Please RSVP by calling 510.834.8920 x307 or e-mail haibinh*AT*apen4ej.org

Directions to Jack London Aquatic Center, 115 Embarcadero, Oakland
(use these directions as google maps and other online services are incorrect)
From San Francisco/West:
I-80 EAST to the Bay Bridge. I-580 EAST/DOWNTOWN OAKLAND. EXIT toward Hayward/Stockton. I-980 WEST EXIT towards downtown Oakland. JACKSON STREET EXIT, staying RIGHT at the fork in the ramp. The exit will drop you on 5TH STREET. Stay on 5TH STREET until you reach OAK ST. Right on OAK ST., OAK ST. becomes EMBARCADERO after crossing the railroad tracks. Go approximately 3/10 mile on the EMBARCADERO, turn RIGHT into the entrance to Estuary Park and JLAC. Immediately after the JLAC entrance there is a small bridge on the EMBARCADERO; if you go over the bridge, you’ve gone too far.

From Berkeley/Richmond:
I-80 WEST toward Oakland. I-580 East/Downtown Oakland (CA-24) toward Hayward/Stockton. I-980 WEST EXIT towards DOWNTOWN OAKLAND. JACKSON STREET EXIT, staying RIGHT at the fork in the ramp.

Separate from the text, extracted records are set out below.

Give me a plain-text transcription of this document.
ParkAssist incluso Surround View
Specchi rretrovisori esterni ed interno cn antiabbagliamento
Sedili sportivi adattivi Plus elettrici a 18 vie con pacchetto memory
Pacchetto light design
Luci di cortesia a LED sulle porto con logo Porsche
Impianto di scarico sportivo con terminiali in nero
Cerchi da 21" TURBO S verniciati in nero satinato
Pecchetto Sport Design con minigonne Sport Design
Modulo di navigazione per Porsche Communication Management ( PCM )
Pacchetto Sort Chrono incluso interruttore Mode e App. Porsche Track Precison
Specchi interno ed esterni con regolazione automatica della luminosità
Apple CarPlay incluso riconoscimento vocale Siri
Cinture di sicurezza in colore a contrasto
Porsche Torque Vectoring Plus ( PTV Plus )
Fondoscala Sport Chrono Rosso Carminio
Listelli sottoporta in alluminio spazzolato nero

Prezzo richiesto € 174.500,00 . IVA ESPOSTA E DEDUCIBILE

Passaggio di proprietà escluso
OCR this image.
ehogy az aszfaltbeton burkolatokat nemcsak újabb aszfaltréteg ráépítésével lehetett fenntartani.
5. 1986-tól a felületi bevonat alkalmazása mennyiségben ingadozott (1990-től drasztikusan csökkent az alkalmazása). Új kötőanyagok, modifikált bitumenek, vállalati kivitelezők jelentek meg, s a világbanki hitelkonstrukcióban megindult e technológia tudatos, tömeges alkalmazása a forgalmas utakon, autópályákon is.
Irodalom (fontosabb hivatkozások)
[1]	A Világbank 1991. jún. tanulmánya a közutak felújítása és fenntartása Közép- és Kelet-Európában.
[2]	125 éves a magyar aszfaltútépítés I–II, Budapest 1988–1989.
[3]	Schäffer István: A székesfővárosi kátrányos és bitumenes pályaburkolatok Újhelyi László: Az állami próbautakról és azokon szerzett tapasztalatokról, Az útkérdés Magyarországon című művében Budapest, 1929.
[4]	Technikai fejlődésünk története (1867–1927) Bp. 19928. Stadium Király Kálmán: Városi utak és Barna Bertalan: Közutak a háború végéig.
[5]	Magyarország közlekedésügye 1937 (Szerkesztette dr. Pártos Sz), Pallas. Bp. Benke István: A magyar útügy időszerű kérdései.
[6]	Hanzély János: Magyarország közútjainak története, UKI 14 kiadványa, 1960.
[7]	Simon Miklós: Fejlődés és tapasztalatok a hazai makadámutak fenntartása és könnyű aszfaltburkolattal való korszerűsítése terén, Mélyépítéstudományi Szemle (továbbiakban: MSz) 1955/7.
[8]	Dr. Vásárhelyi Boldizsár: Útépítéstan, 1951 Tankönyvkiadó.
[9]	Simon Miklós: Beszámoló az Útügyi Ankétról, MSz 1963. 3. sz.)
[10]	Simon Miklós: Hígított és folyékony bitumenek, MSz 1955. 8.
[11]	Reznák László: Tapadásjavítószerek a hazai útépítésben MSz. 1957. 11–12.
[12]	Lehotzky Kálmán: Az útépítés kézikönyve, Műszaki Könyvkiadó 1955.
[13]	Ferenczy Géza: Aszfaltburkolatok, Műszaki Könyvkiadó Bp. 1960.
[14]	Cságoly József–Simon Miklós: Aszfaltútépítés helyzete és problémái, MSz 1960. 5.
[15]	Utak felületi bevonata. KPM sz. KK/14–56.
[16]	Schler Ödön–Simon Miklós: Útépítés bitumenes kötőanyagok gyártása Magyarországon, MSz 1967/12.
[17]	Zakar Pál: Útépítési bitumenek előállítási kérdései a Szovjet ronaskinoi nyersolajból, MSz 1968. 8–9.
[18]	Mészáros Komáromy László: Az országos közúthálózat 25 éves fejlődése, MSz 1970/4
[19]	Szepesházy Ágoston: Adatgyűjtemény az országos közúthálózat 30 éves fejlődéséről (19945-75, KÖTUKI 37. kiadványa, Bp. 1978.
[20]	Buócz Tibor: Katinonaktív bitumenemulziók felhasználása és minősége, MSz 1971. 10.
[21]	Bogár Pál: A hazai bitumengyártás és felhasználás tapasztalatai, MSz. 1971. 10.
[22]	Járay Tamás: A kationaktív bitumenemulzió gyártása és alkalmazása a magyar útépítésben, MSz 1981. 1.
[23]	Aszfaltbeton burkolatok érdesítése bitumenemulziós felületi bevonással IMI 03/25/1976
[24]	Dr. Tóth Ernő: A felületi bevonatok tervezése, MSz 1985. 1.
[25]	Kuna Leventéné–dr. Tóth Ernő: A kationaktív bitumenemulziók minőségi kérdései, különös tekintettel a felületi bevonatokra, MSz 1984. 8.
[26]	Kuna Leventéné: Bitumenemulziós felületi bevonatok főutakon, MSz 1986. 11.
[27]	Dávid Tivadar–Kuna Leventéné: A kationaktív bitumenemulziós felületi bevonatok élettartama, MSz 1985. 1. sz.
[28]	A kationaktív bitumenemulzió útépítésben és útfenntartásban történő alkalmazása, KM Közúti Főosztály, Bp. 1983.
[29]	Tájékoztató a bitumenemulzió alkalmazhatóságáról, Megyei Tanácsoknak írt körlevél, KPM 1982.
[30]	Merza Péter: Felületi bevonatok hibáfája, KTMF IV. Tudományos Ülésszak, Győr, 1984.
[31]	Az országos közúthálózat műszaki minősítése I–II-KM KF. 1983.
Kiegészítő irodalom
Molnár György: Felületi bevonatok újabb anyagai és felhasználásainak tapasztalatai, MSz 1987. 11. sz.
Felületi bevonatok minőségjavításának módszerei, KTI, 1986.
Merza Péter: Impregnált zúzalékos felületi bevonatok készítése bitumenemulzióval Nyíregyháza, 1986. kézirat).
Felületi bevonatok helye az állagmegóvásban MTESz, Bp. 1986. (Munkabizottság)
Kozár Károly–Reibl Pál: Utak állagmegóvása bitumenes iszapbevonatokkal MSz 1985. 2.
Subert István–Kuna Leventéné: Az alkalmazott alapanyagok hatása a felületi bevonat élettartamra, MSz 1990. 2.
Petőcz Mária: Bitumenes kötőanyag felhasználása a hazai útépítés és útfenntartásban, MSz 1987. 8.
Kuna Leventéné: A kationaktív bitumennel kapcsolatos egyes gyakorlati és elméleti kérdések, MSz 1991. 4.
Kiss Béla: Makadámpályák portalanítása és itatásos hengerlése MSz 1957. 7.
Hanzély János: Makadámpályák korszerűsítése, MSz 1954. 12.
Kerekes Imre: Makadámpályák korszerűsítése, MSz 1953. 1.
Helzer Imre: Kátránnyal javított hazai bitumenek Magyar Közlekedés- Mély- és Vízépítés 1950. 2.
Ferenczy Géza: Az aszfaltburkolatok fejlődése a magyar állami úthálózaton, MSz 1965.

The exit will drop you on 5TH STREET. Stay on 5TH STREET until you reach OAK ST. Right on OAK ST., OAK ST. becomes EMBARCADERO after crossing the railroad tracks. Go approximately 3/10 mile on the EMBARCADERO, turn RIGHT into the entrance to Estuary Park and JLAC. Immediately after the JLAC entrance there is a small bridge on the EMBARCADERO; if you go over the bridge, you’ve gone too far.
From South of Oakland:
I880 North, 5TH AVE EXIT. Right onto the EMBARCADERO. Go approximately 2/3 mile on the Embarcadero, over a small bridge, and immediately after the bridge turn LEFT into the entrance to Estuary Park and the JLAC parking lot.